In November 2010, Friedman was named the Ernst & Young Entrepreneur Of The Year in the Media, Entertainment and Communications category for his work in creating Summit.

Friedman is a supporter of the Special Olympics movement, having served on the Special Olympics Southern California Board (SOSC) as well as the international Board of Directors for the 2009 Special Olympics World Winter Games. In 2011, Friedman was selected by SOSC as the Honoree at the 15th annual Pier Del Sol. Friedman was a Founding Member of the 2015 Special Olympics World Summer Games Organizing Committee, serving as Chairman of the Board and playing a role in bringing the 2015 World Games to Los Angeles. In 2025, Friedman was honored with the Rafer Johnson Humanitarian Award for his work with the Special Olympics. Friedman currently serves on the SOSC board of directors.

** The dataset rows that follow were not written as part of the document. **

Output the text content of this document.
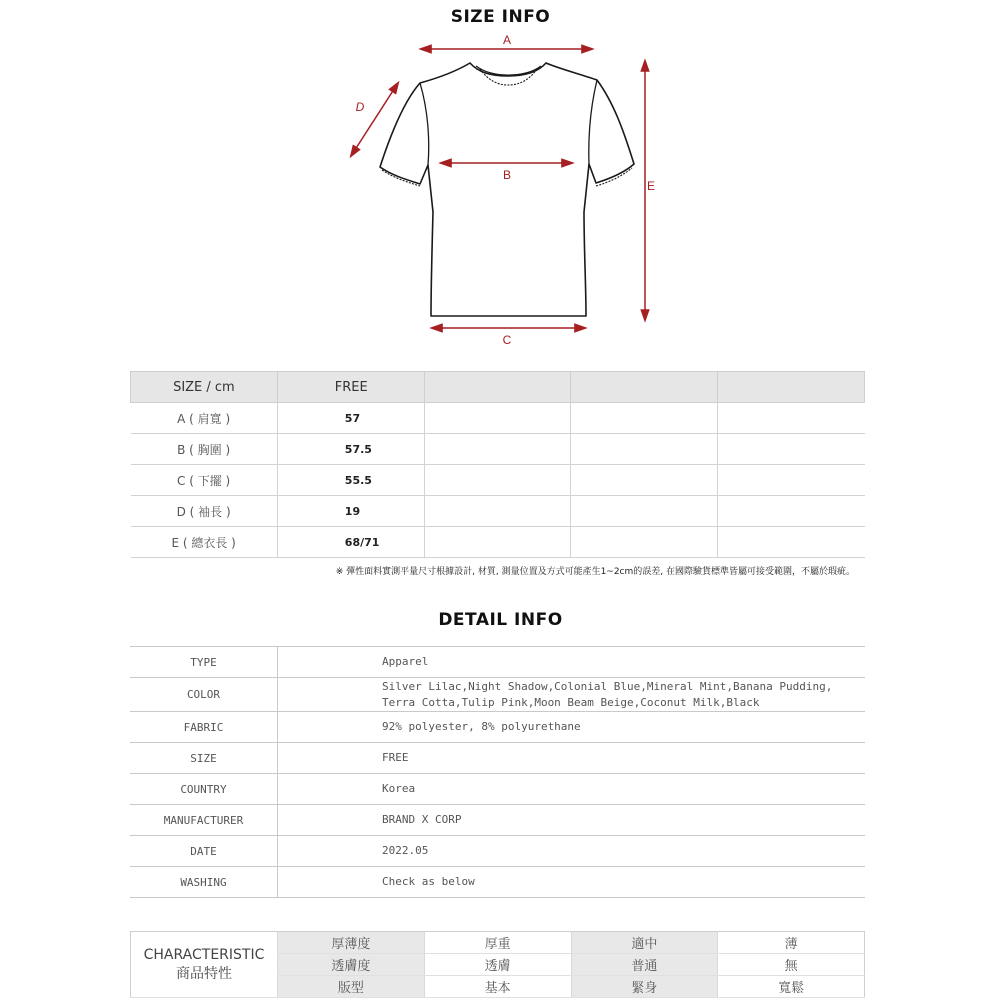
SIZE INFO
A
B
C
D
E
SIZE / cm	FREE			
A ( 肩寬 )	57			
B ( 胸圍 )	57.5			
C ( 下擺 )	55.5			
D ( 袖長 )	19			
E ( 總衣長 )	68/71			
※ 彈性面料實測平量尺寸根據設計, 材質, 測量位置及方式可能產生1~2cm的誤差, 在國際驗貨標準皆屬可接受範圍，不屬於瑕疵。
DETAIL INFO
TYPE	Apparel
COLOR	Silver Lilac,Night Shadow,Colonial Blue,Mineral Mint,Banana Pudding,
Terra Cotta,Tulip Pink,Moon Beam Beige,Coconut Milk,Black

FABRIC	92% polyester, 8% polyurethane
SIZE	FREE
COUNTRY	Korea
MANUFACTURER	BRAND X CORP
DATE	2022.05
WASHING	Check as below
CHARACTERISTIC
商品特性	厚薄度	厚重	適中	薄
	透膚度	透膚	普通	無
	版型	基本	緊身	寬鬆
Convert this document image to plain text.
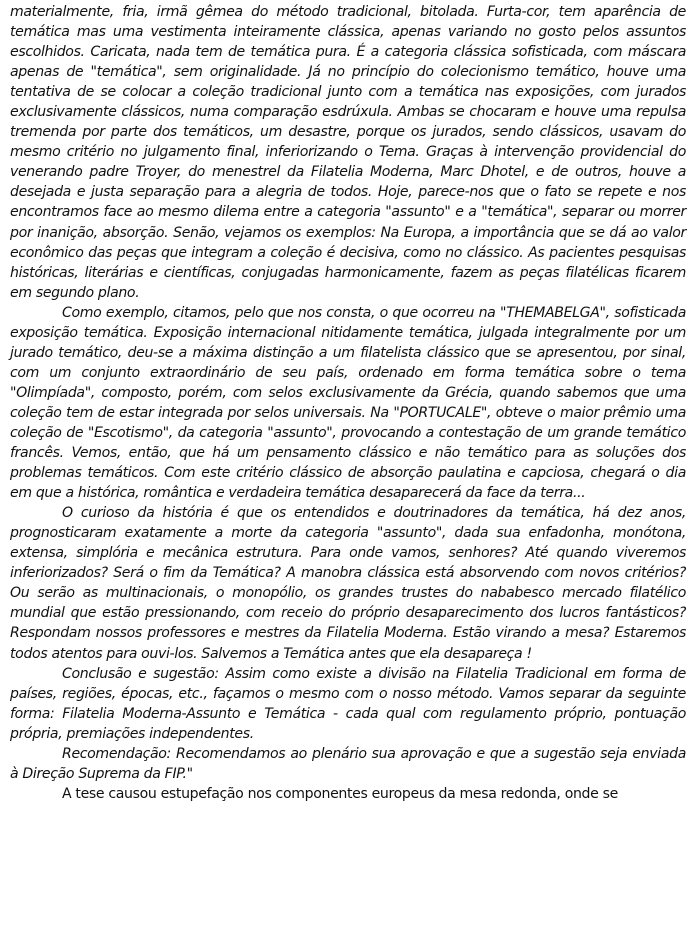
materialmente, fria, irmã gêmea do método tradicional, bitolada. Furta-cor, tem aparência de temática mas uma vestimenta inteiramente clássica, apenas variando no gosto pelos assuntos escolhidos. Caricata, nada tem de temática pura. É a categoria clássica sofisticada, com máscara apenas de "temática", sem originalidade. Já no princípio do colecionismo temático, houve uma tentativa de se colocar a coleção tradicional junto com a temática nas exposições, com jurados exclusivamente clássicos, numa comparação esdrúxula. Ambas se chocaram e houve uma repulsa tremenda por parte dos temáticos, um desastre, porque os jurados, sendo clássicos, usavam do mesmo critério no julgamento final, inferiorizando o Tema. Graças à intervenção providencial do venerando padre Troyer, do menestrel da Filatelia Moderna, Marc Dhotel, e de outros, houve a desejada e justa separação para a alegria de todos. Hoje, parece-nos que o fato se repete e nos encontramos face ao mesmo dilema entre a categoria "assunto" e a "temática", separar ou morrer por inanição, absorção. Senão, vejamos os exemplos: Na Europa, a importância que se dá ao valor econômico das peças que integram a coleção é decisiva, como no clássico. As pacientes pesquisas históricas, literárias e científicas, conjugadas harmonicamente, fazem as peças filatélicas ficarem em segundo plano.

Como exemplo, citamos, pelo que nos consta, o que ocorreu na "THEMABELGA", sofisticada exposição temática. Exposição internacional nitidamente temática, julgada integralmente por um jurado temático, deu-se a máxima distinção a um filatelista clássico que se apresentou, por sinal, com um conjunto extraordinário de seu país, ordenado em forma temática sobre o tema "Olimpíada", composto, porém, com selos exclusivamente da Grécia, quando sabemos que uma coleção tem de estar integrada por selos universais. Na "PORTUCALE", obteve o maior prêmio uma coleção de "Escotismo", da categoria "assunto", provocando a contestação de um grande temático francês. Vemos, então, que há um pensamento clássico e não temático para as soluções dos problemas temáticos. Com este critério clássico de absorção paulatina e capciosa, chegará o dia em que a histórica, romântica e verdadeira temática desaparecerá da face da terra...

O curioso da história é que os entendidos e doutrinadores da temática, há dez anos, prognosticaram exatamente a morte da categoria "assunto", dada sua enfadonha, monótona, extensa, simplória e mecânica estrutura. Para onde vamos, senhores? Até quando viveremos inferiorizados? Será o fim da Temática? A manobra clássica está absorvendo com novos critérios? Ou serão as multinacionais, o monopólio, os grandes trustes do nababesco mercado filatélico mundial que estão pressionando, com receio do próprio desaparecimento dos lucros fantásticos? Respondam nossos professores e mestres da Filatelia Moderna. Estão virando a mesa? Estaremos todos atentos para ouvi-los. Salvemos a Temática antes que ela desapareça !

Conclusão e sugestão: Assim como existe a divisão na Filatelia Tradicional em forma de países, regiões, épocas, etc., façamos o mesmo com o nosso método. Vamos separar da seguinte forma: Filatelia Moderna-Assunto e Temática - cada qual com regulamento próprio, pontuação própria, premiações independentes.

Recomendação: Recomendamos ao plenário sua aprovação e que a sugestão seja enviada à Direção Suprema da FIP."

A tese causou estupefação nos componentes europeus da mesa redonda, onde se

In 2012, Friedman was honored by Saban Free Clinic (Now the Saban Community Clinic). In introducing Friedman, then Warner Bros. distribution president Dan Fellman said Friedman “devotes so much time to helping others.”

In 2013, Friedman was honored with the Publicists' Guild Motion Picture Showman of the Year Award, where he was recognized for 40 years of achievement as a motion picture industry leader.

In 2014, Friedman was honored by International Medical Corps.

Friedman serves on philanthropic boards for UCLA School of Theater, Film & Television, The Curtis School, Saban Community Clinic, and International Medical Corps.

Friedman is on the Board of Directors of the Will Rogers Motion Picture Pioneers Foundation and serves on the Academy of Motion Pictures Arts & Sciences executive committee, having previously served on the Board of Governors of the Academy of Motion Pictures Arts & Sciences.